2. An imaging device for shooting a subject to generate picture content and transmitting the picture content to an external device, the imaging device comprising:

an imaging unit which shoots the subject and converts the obtained subject image to a video signal;

a content storage unit which stores the video signal as picture content in encoded stream format;

a display section which playbacks and displays the picture content;

a communication module section which transmits the picture content to the external device through the Internet;

a power supply identification section which determines whether a drive power supply is a battery or an AC power supply; and

a remaining battery power value acquisition section which acquires a current remaining battery power value P and comparing the acquired value against a predetermined value P0 when a battery is employed as the drive power supply;

wherein, when the current remaining battery power value P is less than the predetermined value P0, an operation for the picture content transmission by the communication module section is interrupted.

3. The imaging device according to claim 2,

wherein, when the transmission operation by the communication module section is to be interrupted, the display section displays information indicating that the transmission operation will be interrupted due to the insufficiency of remaining battery power.

4. The imaging device according to claim 2, further comprising an interruption information storage section which stores the information about an interruption point of content to be interrupted when the transmission operation by the communication module section is to be interrupted.

5. The imaging device according to claim 4,

wherein, when the information about interrupted content is stored in the interruption information storage section, the display section indicates the presence of the interrupted content; and

wherein the communication module section resumes the transmission of the interrupted content from the interruption point.

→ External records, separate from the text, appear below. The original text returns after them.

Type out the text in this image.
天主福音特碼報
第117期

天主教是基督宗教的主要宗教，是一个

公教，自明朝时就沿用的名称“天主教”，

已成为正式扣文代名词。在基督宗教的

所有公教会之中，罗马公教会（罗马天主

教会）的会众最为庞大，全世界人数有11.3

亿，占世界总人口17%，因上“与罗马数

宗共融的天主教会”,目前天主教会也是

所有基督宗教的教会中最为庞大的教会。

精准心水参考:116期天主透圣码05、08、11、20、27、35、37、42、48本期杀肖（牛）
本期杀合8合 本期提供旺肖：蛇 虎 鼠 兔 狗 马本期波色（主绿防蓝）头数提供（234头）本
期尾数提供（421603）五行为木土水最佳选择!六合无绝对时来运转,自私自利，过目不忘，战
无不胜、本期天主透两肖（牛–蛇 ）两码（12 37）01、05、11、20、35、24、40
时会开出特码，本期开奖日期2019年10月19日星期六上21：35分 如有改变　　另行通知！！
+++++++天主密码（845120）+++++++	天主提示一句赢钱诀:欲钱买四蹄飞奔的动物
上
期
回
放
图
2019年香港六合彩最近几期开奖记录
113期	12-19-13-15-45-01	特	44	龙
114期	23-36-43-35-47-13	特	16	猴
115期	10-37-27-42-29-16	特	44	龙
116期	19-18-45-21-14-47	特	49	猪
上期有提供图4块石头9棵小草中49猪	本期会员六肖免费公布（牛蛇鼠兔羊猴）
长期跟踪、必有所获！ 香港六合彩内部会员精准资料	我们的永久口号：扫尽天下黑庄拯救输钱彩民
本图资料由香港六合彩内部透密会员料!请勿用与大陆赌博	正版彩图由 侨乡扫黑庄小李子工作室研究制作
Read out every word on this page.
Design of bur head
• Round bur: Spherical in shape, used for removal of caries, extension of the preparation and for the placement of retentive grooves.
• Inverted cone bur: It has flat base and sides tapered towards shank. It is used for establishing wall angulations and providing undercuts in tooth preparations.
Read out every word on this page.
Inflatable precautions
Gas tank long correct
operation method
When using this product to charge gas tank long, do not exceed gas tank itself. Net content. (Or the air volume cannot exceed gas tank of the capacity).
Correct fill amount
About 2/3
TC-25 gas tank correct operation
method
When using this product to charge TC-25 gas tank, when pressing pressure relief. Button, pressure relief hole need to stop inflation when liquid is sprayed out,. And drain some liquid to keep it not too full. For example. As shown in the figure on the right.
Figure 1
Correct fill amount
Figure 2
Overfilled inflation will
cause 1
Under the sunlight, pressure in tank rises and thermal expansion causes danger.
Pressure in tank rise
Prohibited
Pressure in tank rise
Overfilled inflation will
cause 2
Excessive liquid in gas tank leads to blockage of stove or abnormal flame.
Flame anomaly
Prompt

6. An imaging device for shooting a subject to generate picture content and transmitting the picture content to an external device, the imaging device comprising:

an imaging unit which shoots the subject and converts the obtained subject image to a video signal;

a content storage unit which stores the video signal as picture content in encoded stream format;

a display section which playbacks and displays the picture content;

a communication module section which transmits the picture content to the external device through the Internet;

a power supply identification section which determines whether a drive power supply is a battery or an AC power supply; and

a remaining battery power value prediction section which, when a battery is employed as the drive power supply, predicts a remaining battery power value P′ prevailing upon completion of the picture content transmission and compares the predicted remaining battery power value P′ against a predetermined value P0 before the beginning of the picture content transmission;

wherein, when the predicted remaining battery power value P′ is less than the predetermined value P0, the display section displays information indicating that the remaining battery power is not sufficient for transmission completion.

7. The imaging device according to claim 6, wherein, when the predicted remaining battery power value P′ is less than the predetermined value P0, the display section displays the predicted remaining battery power value P′ and information prompting for connection to the AC power supply.